I am already pursuing a degree in the health sciences, and I am interested in pursuing another degree, particularly one related to space. I would like some advice on the best way to pursue this interest. #astronomy #space #academic-advisor #college-professor
I worked as a consultant on the space station program for airlock and crew health care software. The company I worked for was Northrop Grumman, they are a major contractor for NASA. I have friends who work directly for NASA, but there are far more jobs with companies that get the contracts the NASA lets. Other companies are Macdonald Douglas, Raytheon, and Boeing. So look at those companies. They all do engineering and information technology for NASA. Good luck.

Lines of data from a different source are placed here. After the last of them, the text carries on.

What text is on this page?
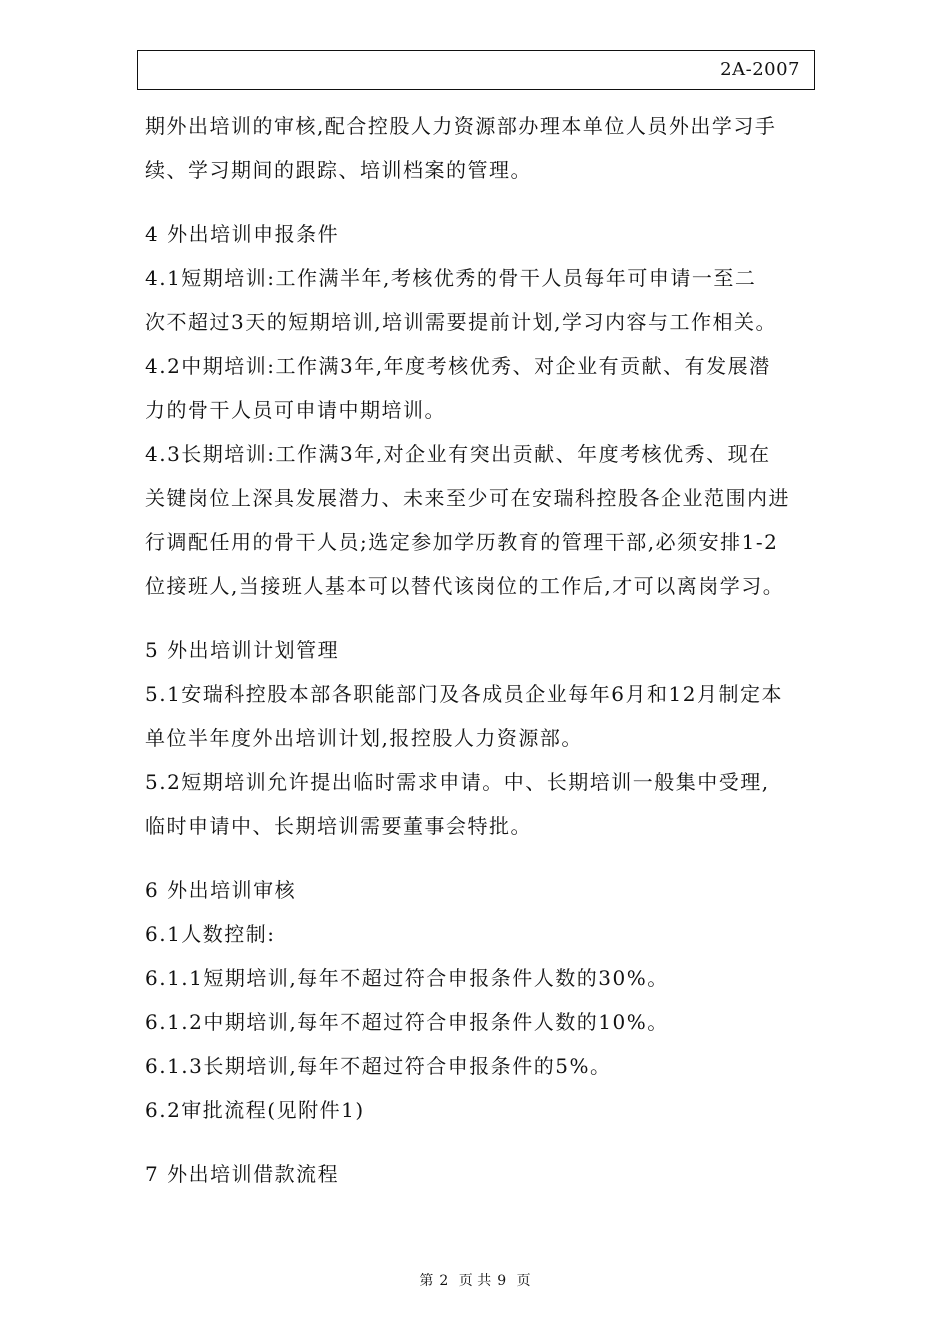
2A-2007
期外出培训的审核,配合控股人力资源部办理本单位人员外出学习手
续、学习期间的跟踪、培训档案的管理。
4 外出培训申报条件
4.1短期培训:工作满半年,考核优秀的骨干人员每年可申请一至二
次不超过3天的短期培训,培训需要提前计划,学习内容与工作相关。
4.2中期培训:工作满3年,年度考核优秀、对企业有贡献、有发展潜
力的骨干人员可申请中期培训。
4.3长期培训:工作满3年,对企业有突出贡献、年度考核优秀、现在
关键岗位上深具发展潜力、未来至少可在安瑞科控股各企业范围内进
行调配任用的骨干人员;选定参加学历教育的管理干部,必须安排1-2
位接班人,当接班人基本可以替代该岗位的工作后,才可以离岗学习。
5 外出培训计划管理
5.1安瑞科控股本部各职能部门及各成员企业每年6月和12月制定本
单位半年度外出培训计划,报控股人力资源部。
5.2短期培训允许提出临时需求申请。中、长期培训一般集中受理,
临时申请中、长期培训需要董事会特批。
6 外出培训审核
6.1人数控制:
6.1.1短期培训,每年不超过符合申报条件人数的30%。
6.1.2中期培训,每年不超过符合申报条件人数的10%。
6.1.3长期培训,每年不超过符合申报条件的5%。
6.2审批流程(见附件1)
7 外出培训借款流程
第 2 页 共 9 页
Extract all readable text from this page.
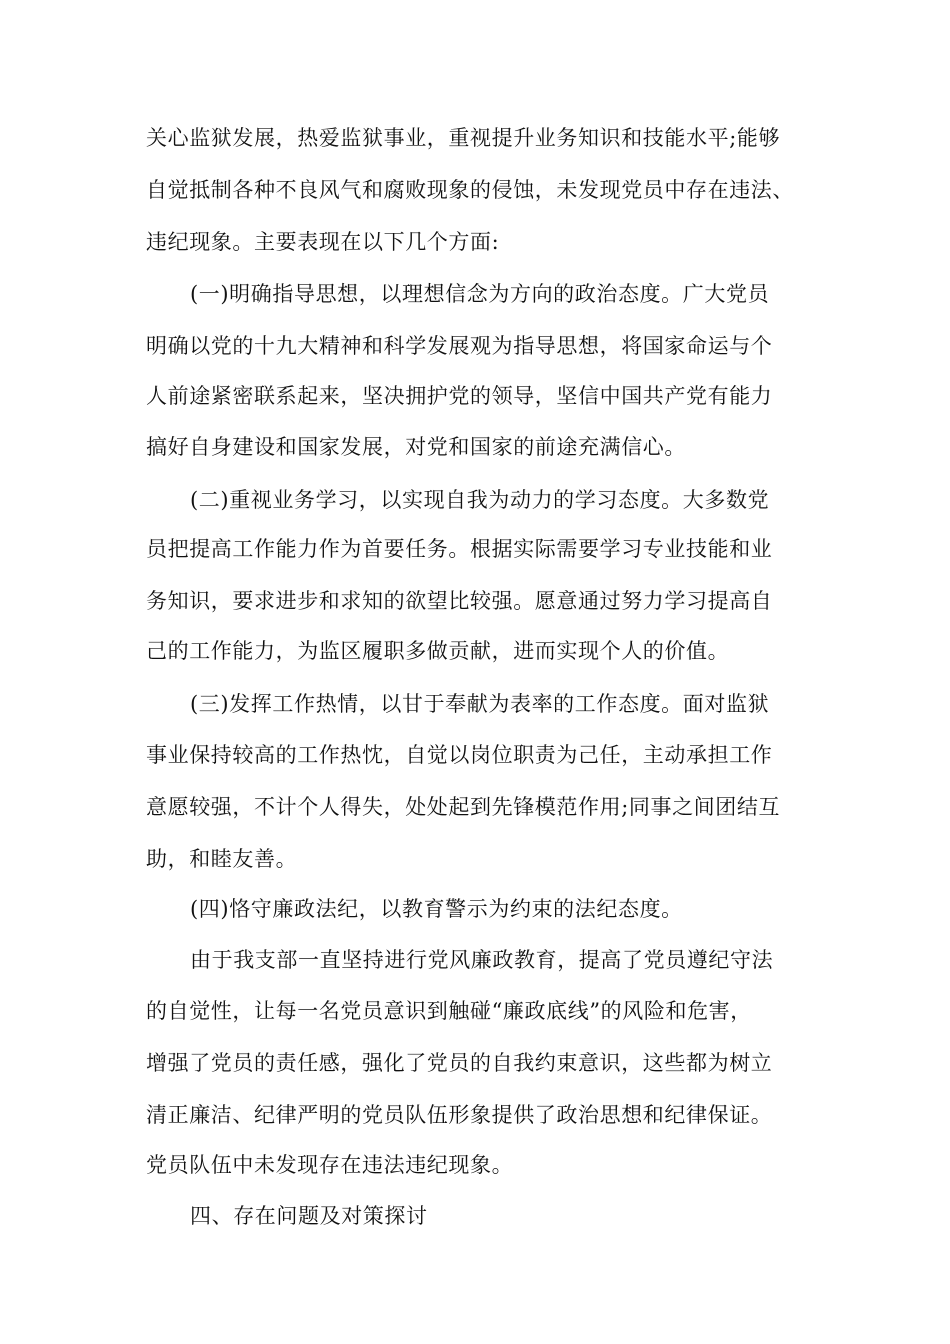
关心监狱发展，热爱监狱事业，重视提升业务知识和技能水平;能够
自觉抵制各种不良风气和腐败现象的侵蚀，未发现党员中存在违法、
违纪现象。主要表现在以下几个方面:
(一)明确指导思想，以理想信念为方向的政治态度。广大党员
明确以党的十九大精神和科学发展观为指导思想，将国家命运与个
人前途紧密联系起来，坚决拥护党的领导，坚信中国共产党有能力
搞好自身建设和国家发展，对党和国家的前途充满信心。
(二)重视业务学习，以实现自我为动力的学习态度。大多数党
员把提高工作能力作为首要任务。根据实际需要学习专业技能和业
务知识，要求进步和求知的欲望比较强。愿意通过努力学习提高自
己的工作能力，为监区履职多做贡献，进而实现个人的价值。
(三)发挥工作热情，以甘于奉献为表率的工作态度。面对监狱
事业保持较高的工作热忱，自觉以岗位职责为己任，主动承担工作
意愿较强，不计个人得失，处处起到先锋模范作用;同事之间团结互
助，和睦友善。
(四)恪守廉政法纪，以教育警示为约束的法纪态度。
由于我支部一直坚持进行党风廉政教育，提高了党员遵纪守法
的自觉性，让每一名党员意识到触碰“廉政底线”的风险和危害，
增强了党员的责任感，强化了党员的自我约束意识，这些都为树立
清正廉洁、纪律严明的党员队伍形象提供了政治思想和纪律保证。
党员队伍中未发现存在违法违纪现象。
四、存在问题及对策探讨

Explore aerospace engineering...also search the project NASA is working with bioengineering...you may find some ideas there!
First let me say that I too have a great love of space and the cosmos. If you really want to pursue this you will need to not just be good at math but exceptional. I mean not just Trig or Calculus but theoretical math. For example I have a friend that was a Civil Engineer in which you need to be excellent at math. He decided to become an aerospace engineer and told me the math was almost beyond him. I don't mean to be negative I just wanted to be realistic.
I suggest reaching out to NASA, they have contacts (on the bottom left of this webpage) https://nasapeople.nasa.gov/home.htm
This is the Human Resources department for NASA who are responsible for hiring so they would be a great resource to begin with.
Sharlene, there are so many career paths open to you if you decide to go into the space industry. Once you figure out your path, you should keep up your math and science grades. Here's more info on NASA's programs, how to apply for them, as well as what skills you'll need. https://nasajobs.nasa.gov/. One of my close friends is an aerospace engineer here at the Johnson Space Center in Houston, and he often mentions how rewarding it is to work there.
Your studies aside, here's some other helpful advice:
(1) Vote for (and encourage others to vote for) a President, Senators, and Representatives that supports funding of NASA :-)
(2) If #1 doesn't work out, apply for an internship at the European Space Agency (http://www.esa.int) and an EU work visa.
Why not investigate what jobs NASA needs in health sciences? This could be research, or even with working with health needs of astronauts?
NASA also has a page that breaks down what percentage of their positions are in each category (for example, Administrative and Management careers account for 24% of their positions), as well as the qualifications needed for those roles: https://nasajobs.nasa.gov/jobs/occupations.htm.
You asked a very good question.
Here some sites that will also provide some helpful information:
Let me know if and how this might be of help. Keep me posted. I would like to follow your progress.
If you are flirting with NASA, the first thing I recommend, if not yet done, is to get the metric system into your DNA.
Did you need more than a blink of an eye to answer how many nanometers mean 5x10^(-10) m? What is measured at this scale?